Deuby: These capabilities are now business-critical because many attacks no longer look overtly malicious at first glance. In identity-based attacks, adversaries often use legitimate credentials, valid sessions or authorized pathways, which means traditional alerts may not detect them early enough.

That is why organizations need more context around user and system activity. Continuous monitoring and behavioral analytics help security teams determine whether activity is merely valid on paper, or genuinely normal in context. For example, a login may appear legitimate from an identity perspective but still be suspicious if it comes from an unusual location, device, browser or usage pattern.

The value of behavioral analytics is that it enables organizations to assess multiple signals together rather than relying on any single indicator.
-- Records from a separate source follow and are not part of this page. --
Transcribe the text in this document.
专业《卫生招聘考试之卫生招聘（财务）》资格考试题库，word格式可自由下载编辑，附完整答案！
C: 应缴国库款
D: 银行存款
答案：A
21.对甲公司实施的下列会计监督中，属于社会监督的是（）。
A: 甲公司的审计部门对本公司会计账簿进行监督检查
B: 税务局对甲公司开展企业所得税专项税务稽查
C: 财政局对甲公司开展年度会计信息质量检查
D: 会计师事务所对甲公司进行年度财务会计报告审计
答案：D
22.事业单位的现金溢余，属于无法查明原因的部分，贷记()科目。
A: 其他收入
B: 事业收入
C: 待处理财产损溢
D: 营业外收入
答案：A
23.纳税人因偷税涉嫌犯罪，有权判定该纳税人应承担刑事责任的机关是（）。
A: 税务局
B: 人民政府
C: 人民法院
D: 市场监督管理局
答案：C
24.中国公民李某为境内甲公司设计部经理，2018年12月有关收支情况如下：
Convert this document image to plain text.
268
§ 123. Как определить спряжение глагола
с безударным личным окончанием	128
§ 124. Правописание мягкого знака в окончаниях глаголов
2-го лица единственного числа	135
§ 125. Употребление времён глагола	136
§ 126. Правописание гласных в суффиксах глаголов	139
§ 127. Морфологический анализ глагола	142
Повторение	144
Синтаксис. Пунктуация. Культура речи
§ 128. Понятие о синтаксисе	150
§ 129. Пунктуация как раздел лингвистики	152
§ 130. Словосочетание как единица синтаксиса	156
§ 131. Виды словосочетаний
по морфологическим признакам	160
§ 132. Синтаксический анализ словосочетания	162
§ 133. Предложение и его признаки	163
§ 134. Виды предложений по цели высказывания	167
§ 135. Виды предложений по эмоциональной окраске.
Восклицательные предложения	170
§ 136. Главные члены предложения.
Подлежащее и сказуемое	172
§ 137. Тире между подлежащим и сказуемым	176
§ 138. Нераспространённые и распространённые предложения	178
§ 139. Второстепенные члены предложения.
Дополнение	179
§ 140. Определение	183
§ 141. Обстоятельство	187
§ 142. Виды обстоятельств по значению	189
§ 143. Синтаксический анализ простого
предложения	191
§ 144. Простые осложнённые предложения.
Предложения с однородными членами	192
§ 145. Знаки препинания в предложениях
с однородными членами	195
Risk scoring based on factors such as location, device, access behavior and session characteristics gives defenders a stronger chance of identifying misuse before it escalates into full compromise.

Proactive detection is equally important because attackers are moving faster, and AI is helping them scale and automate familiar tactics more efficiently. As identity attacks become more adaptive and harder to distinguish from normal activity, organizations cannot afford to wait for a major disruption before responding. They need the ability to detect subtle warning signs early, investigate quickly and contain threats before they affect operations.

In that environment, continuous monitoring and behavioral analytics are no longer optional security enhancements. They are essential to maintaining visibility, reducing response time and protecting trust in the identity layer that the rest of the business depends on.

Identity systems like Active Directory and Entra ID form the backbone of enterprise access. What practical steps can security leaders take in 2026 to strengthen identity resilience without slowing business operations?

Deuby: The first priority is to focus on the fundamentals that make an organization a harder target. Security leaders do not need to make their environment perfect overnight, but they do need to reduce the clear vulnerabilities that attackers can exploit with relative ease and minimal cost.

That begins with strengthening identity hygiene and posture. Organizations should review privileged access, reduce over-permissioning, close common configuration gaps, enforce strong authentication consistently, and regularly assess the exposure of critical identity infrastructure such as Active Directory and Entra ID. In many cases, these basic steps can materially strengthen resilience without creating unnecessary friction for the business.

It is also important to take a risk-based approach. Cybercriminals tend to follow the easiest and most profitable path. If an organization can make identity compromise slower, harder and less predictable, attackers may decide the effort is no longer worthwhile and shift to an easier target. In that sense, resilience is not only about building perfect defenses, but about increasing the cost and complexity of attack.

Security leaders should also invest in ongoing identity posture assessment rather than treating resilience as a one-time project. Regular reviews of permissions, exposures, configuration weaknesses and recovery readiness can help teams address low-hanging fruit before it develops into a more serious incident.

Strengthening identity resilience will require disciplined execution of the fundamentals: reducing unnecessary privilege, tightening governance, improving visibility and remediating the conditions that make compromise easier. These measures should not be viewed as routine technical maintenance, but as foundational to cyber resilience, operational continuity and organizational trust.